Just one more note: the place to look for issues is likely going to be EmitCall, or the Classify call that it immediately does. This is a bit tricky because it's not just a matter of taking the function as-is and calling it. (E.g., structs have to be decomposed into scalar/vector/array arguments in a way that's architecture-specific.) So that's probably why there's an opportunity for Terra to mess this up.

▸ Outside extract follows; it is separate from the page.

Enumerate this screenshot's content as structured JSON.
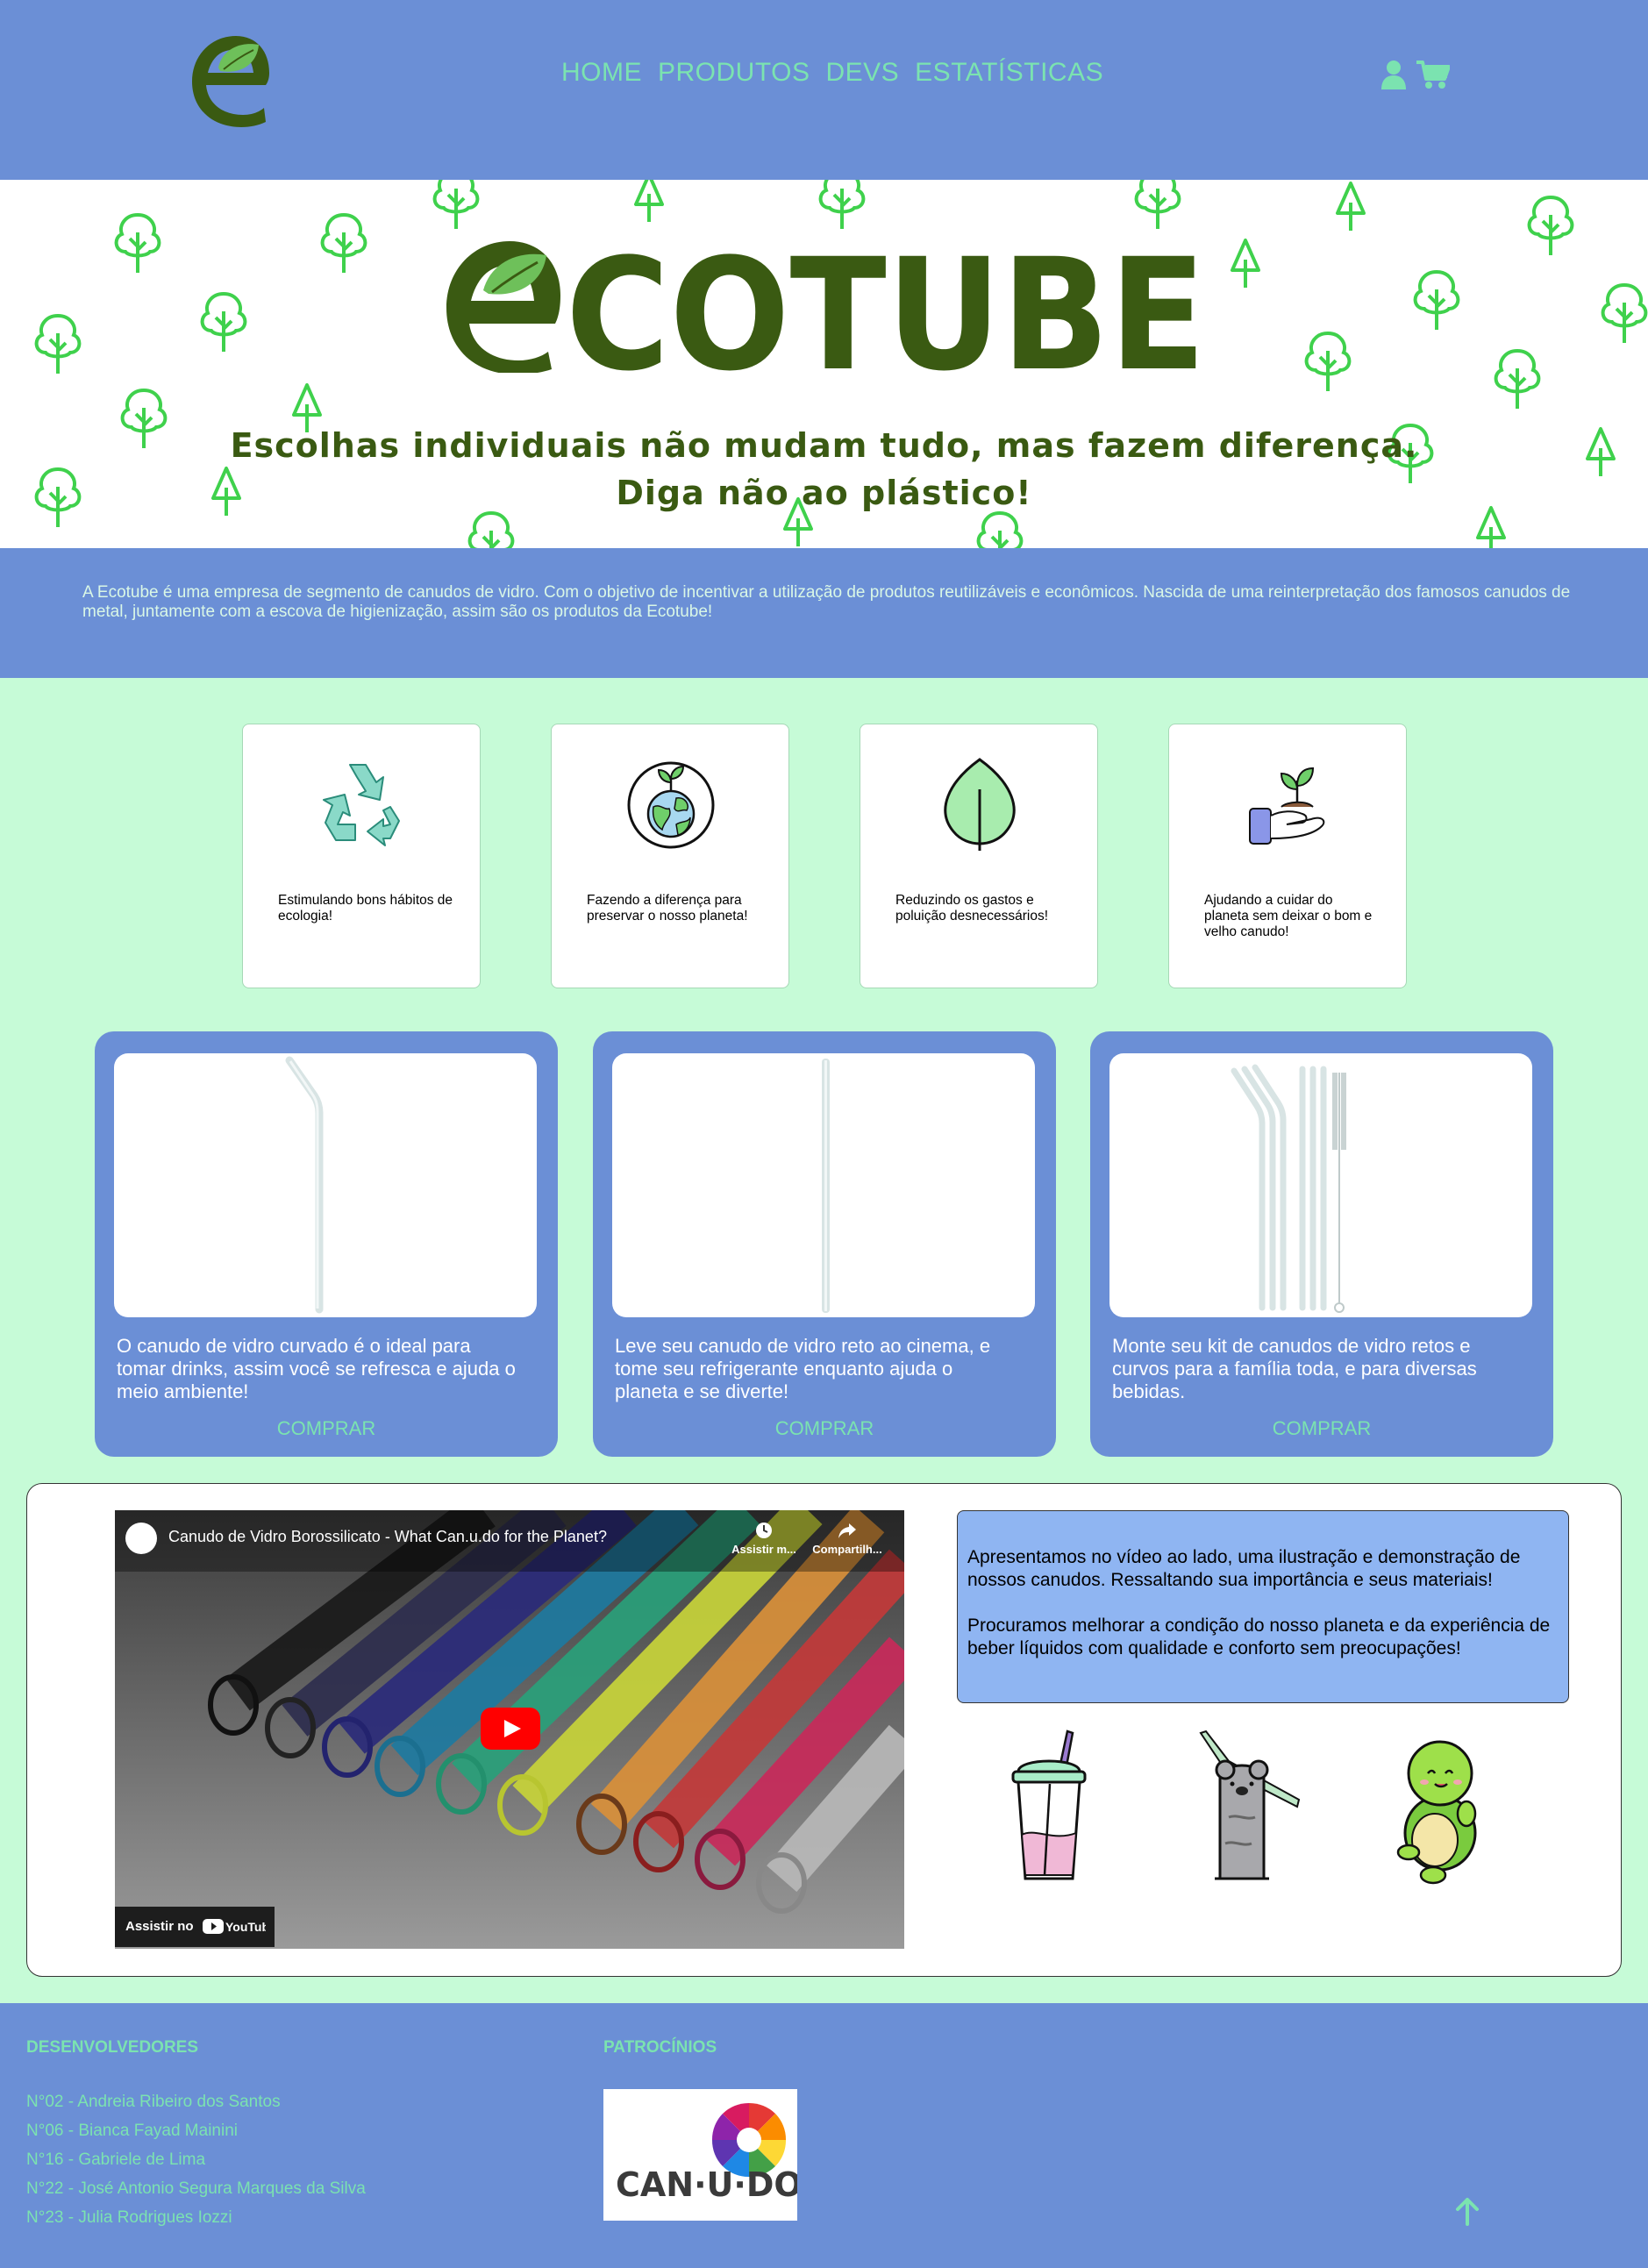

https://github.com/terralang/terra/blob/0cf6be68edccc8501991d768cc9b939982d78194/src/tcompiler.cpp#L1467-L1470

Hopefully it's just a matter of teaching Terra not to add arguments beyond those in the original function to the formal type it returns, but this may potentially go deeper into the compiler plumbing.

shoe42 commented 2 years ago

I think trying to track this down is beyond me at the moment, I'm not familiar with Terra's (or LLVM's) compilation process, but might be able to take a look at somepoint in the future. Probably worth opening a separate issue for it.

elliottslaughter commented 2 years ago

@shoe42 I have a potential fix for the varargs issue at #602. Can you please check if this works for you, and if so what do the test suite results look like after this?

elliottslaughter commented 1 year ago

Coming back to the issue of Linux AArch64, I see that the following tests are still failing:

98% tests passed, 9 tests failed out of 549
Total Test time (real) =  32.29 sec
The following tests FAILED:
    121 - defercond.t (SEGFAULT)
    209 - let2.t (SEGFAULT)
    343 - simpleglobal.t (Failed)
    396 - teststd.t (SEGFAULT)
    412 - vars.t (SEGFAULT)
    413 - vars2.t (SEGFAULT)
    415 - vecarith.t (SEGFAULT)
    424 - zeroreturn.t (SEGFAULT)
    425 - zeroreturn2.t (SEGFAULT)

From https://github.com/terralang/terra/pull/625